Victoria sponge

by Emma Gardner

The perfect showcase for homemade jam

A good victoria sponge has to be one of the most perfect cakes, especially in summer. It’s also a great place to showcase homemade jams and curds, like my raspberry redcurrant jam. Though it reduces the amount of time you can keep the cake for, I am an ardent fan of filling the cake with softly whipped cream. The combination of just-cooled sponge with a crisp sugar-sprinkled top and the jam and cream is sublime. If you need to keep the cake for longer, I suggest serving the cream on the side, whipping it when you need it.


For the cake:
170g unsalted butter, at room temperature
170g caster sugar
3 large eggs, at room temperature
170g plain flour
2 tsp baking powder
3 tbsp milk

For the filling:
Raspberry redcurrant jam to fill
125ml double cream
A sprinkle of caster sugar to top


Preheat the oven to 170C. Grease and line the bottom of two 18cm round loose-bottomed sandwich tins with baking parchment.

Place the room temperature butter into the bowl of a stand mixer (or a mixing bowl if using a handheld electric whisk) and beat for a minute or two until smooth, pale and creamy.
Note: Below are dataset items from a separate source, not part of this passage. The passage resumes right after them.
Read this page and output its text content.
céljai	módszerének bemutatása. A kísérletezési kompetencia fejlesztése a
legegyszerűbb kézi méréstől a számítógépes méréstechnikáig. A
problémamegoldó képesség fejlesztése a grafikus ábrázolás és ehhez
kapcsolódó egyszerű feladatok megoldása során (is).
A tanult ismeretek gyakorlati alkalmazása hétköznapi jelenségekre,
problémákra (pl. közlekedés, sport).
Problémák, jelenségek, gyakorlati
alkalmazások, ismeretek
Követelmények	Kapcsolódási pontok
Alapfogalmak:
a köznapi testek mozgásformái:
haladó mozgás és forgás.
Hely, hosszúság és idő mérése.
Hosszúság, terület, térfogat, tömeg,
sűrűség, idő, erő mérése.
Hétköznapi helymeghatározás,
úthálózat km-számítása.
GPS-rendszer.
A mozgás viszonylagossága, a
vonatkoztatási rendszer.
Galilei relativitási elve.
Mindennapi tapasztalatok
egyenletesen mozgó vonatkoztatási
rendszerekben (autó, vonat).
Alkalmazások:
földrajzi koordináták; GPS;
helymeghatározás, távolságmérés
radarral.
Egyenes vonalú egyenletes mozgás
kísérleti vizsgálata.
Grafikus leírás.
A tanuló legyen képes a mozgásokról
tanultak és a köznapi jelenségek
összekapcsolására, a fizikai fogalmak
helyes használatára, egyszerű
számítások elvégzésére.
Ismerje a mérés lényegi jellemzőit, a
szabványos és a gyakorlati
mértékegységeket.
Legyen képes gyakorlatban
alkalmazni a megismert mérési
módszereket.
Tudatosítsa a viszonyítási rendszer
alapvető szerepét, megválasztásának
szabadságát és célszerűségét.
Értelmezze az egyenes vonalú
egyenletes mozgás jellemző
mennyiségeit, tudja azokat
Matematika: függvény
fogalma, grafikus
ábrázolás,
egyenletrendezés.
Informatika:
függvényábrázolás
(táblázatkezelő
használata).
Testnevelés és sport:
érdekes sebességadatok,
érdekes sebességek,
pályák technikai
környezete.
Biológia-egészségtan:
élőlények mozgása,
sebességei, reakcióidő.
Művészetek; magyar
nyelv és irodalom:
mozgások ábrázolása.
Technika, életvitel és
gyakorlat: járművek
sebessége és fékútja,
Add the sugar and beat for at least 5 mins on medium-high, scraping down occasionally—the mixture should be fluffy and thick. Whisk the eggs together in a jug to break them up. Sieve the flour and baking powder together into another bowl.

Add the egg to the creamed mixture in small splashes, beating on medium-high as you go and making sure each addition is incorporated before adding more. After adding about a third of the egg, add a teaspoon of flour from the bowl and scrape down the sides. Occasionally add another few teaspoons towards the end (this helps stop the mixture curdling, which will give you a flatter cake).

When you've added all the egg, sift in the rest of the flour and fold in with a big spoon. When the mixture starts to come together, add the milk and fold until uniform. The mixture should be dropping consistency—if you get a big spoon of it and turn it sideways over the bowl, it should fall off the spoon.

Split the mixture between the two tins (each one should be roughly 340-350g). Spread out into an even layer. Transfer to the oven and bake on the middle shelf - don't be tempted to look until at least 15 mins has passed. It should be ready after 18-20 mins and be golden brown, springy to the touch, coming away from the sides and a cake tester/toothpick should be able to be removed cleanly from the middle. Place on a wire rack to cool for 5 mins. Run a blunt knife around the edge of the tins and carefully remove from the tins to the rack. Leave to cool fully.

Place one of the cooled cakes onto a serving plate then spread liberally with jam. Whip the double cream until it thickens and just starts holding shape—it’s important to not over whip it. Spread the cream over the jam. Top with the other cake and sprinkle with a bit of caster sugar.